Am I calling Popova an irredeemable racist and transphobe? No. I think these issues are more likely to be oversights than deliberate acts of hostility. But the book does have its fair share of problematic elements, which should be acknowledged even if they’re genuine mistakes. Impact is just as important as intention, if not more so.

Now, the writing style.

Figuring is verbose, not in an academic way but, rather, in a poetic way. Sentences are long and meandering, laden with metaphor and evocative imagery. The purple prose can begin to feel a little saturated at times – I found myself having to take a break after each chapter. But when I was in the right mindset, I was able to appreciate the beauty of the writing which I would otherwise dismiss as pretentious and dense.
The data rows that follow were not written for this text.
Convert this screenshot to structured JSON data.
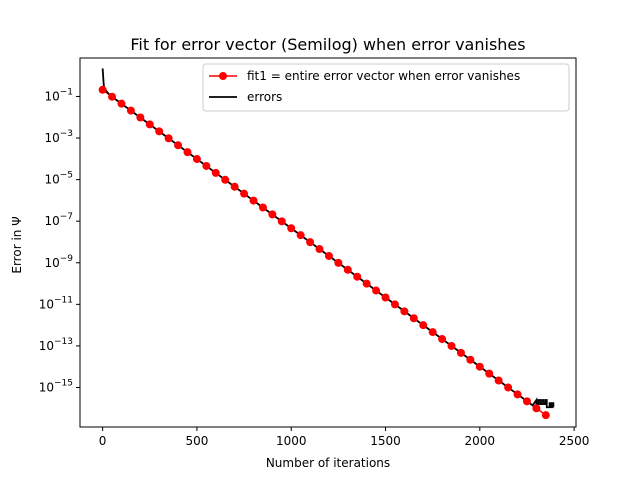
{
  "chart_data": {
    "type": "line",
    "title": "Fit for error vector (Semilog) when error vanishes",
    "xlabel": "Number of iterations",
    "ylabel": "Error in Ψ",
    "yscale": "log",
    "xlim": [
      -120,
      2510
    ],
    "ylim_log10": [
      -16.9,
      0.85
    ],
    "x_ticks": [
      0,
      500,
      1000,
      1500,
      2000,
      2500
    ],
    "x_tick_labels": [
      "0",
      "500",
      "1000",
      "1500",
      "2000",
      "2500"
    ],
    "y_ticks_log10": [
      -1,
      -3,
      -5,
      -7,
      -9,
      -11,
      -13,
      -15
    ],
    "y_tick_labels": [
      {
        "base": "10",
        "exp": "−1"
      },
      {
        "base": "10",
        "exp": "−3"
      },
      {
        "base": "10",
        "exp": "−5"
      },
      {
        "base": "10",
        "exp": "−7"
      },
      {
        "base": "10",
        "exp": "−9"
      },
      {
        "base": "10",
        "exp": "−11"
      },
      {
        "base": "10",
        "exp": "−13"
      },
      {
        "base": "10",
        "exp": "−15"
      }
    ],
    "legend_position": "top-right",
    "series": [
      {
        "name": "fit1 = entire error vector when error vanishes",
        "color": "#ff0000",
        "marker": "circle",
        "kind": "fit-markers",
        "x_start": 0,
        "x_step": 50,
        "count": 48,
        "y_start_log10": -0.68,
        "y_slope_per_iteration_log10": -0.00666
      },
      {
        "name": "errors",
        "color": "#000000",
        "kind": "line",
        "points_log10": [
          [
            0,
            0.35
          ],
          [
            2,
            0.1
          ],
          [
            4,
            -0.2
          ],
          [
            6,
            -0.45
          ],
          [
            10,
            -0.62
          ],
          [
            20,
            -0.75
          ],
          [
            40,
            -0.95
          ],
          [
            2280,
            -15.86
          ],
          [
            2300,
            -15.6
          ],
          [
            2300,
            -15.8
          ],
          [
            2310,
            -15.8
          ],
          [
            2310,
            -15.6
          ],
          [
            2320,
            -15.6
          ],
          [
            2320,
            -15.8
          ],
          [
            2330,
            -15.8
          ],
          [
            2330,
            -15.6
          ],
          [
            2340,
            -15.6
          ],
          [
            2340,
            -15.8
          ],
          [
            2350,
            -15.8
          ],
          [
            2350,
            -15.6
          ],
          [
            2355,
            -15.6
          ],
          [
            2355,
            -15.95
          ],
          [
            2370,
            -15.95
          ],
          [
            2370,
            -15.75
          ],
          [
            2378,
            -15.75
          ],
          [
            2378,
            -15.95
          ],
          [
            2385,
            -15.95
          ],
          [
            2385,
            -15.75
          ],
          [
            2390,
            -15.75
          ],
          [
            2390,
            -15.95
          ]
        ]
      }
    ]
  }
}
Here are three quotes which stuck with me:
  1. “Lives are lived in parallel and perpendicular, fathomed nonlinearly, figured not in the straight graphs of “biography” but in many-sided, many-splendored diagrams.”
  2. “The ecstasy of having personally chipped a small fragment of knowledge from the immense monolith of the unknown.”
  3. (on the topic of labels like “queer” and “Uranian”) “The human heart is an ancient beast that roars and purrs with the same passions, whatever labels we may give them. We are so anxious to classify and categorize, both nature and human nature. It is a beautiful impulse—to contain the infinite in the finite, to wrest order from the chaos, to construct a foothold so we may climb toward higher truth. It is also a limiting one, for in naming things we often come to mistake the names for the things themselves.”

I’m glad I’m able to finish this review on a positive note because, though I must acknowledge its shortcomings, I do cherish this book. It’s undeniably fascinating and I certainly learnt a lot, and I feel enriched having read it. I doubt I’ll reread the whole thing cover-to-cover but I’ll likely revisit the odd chapter here and there.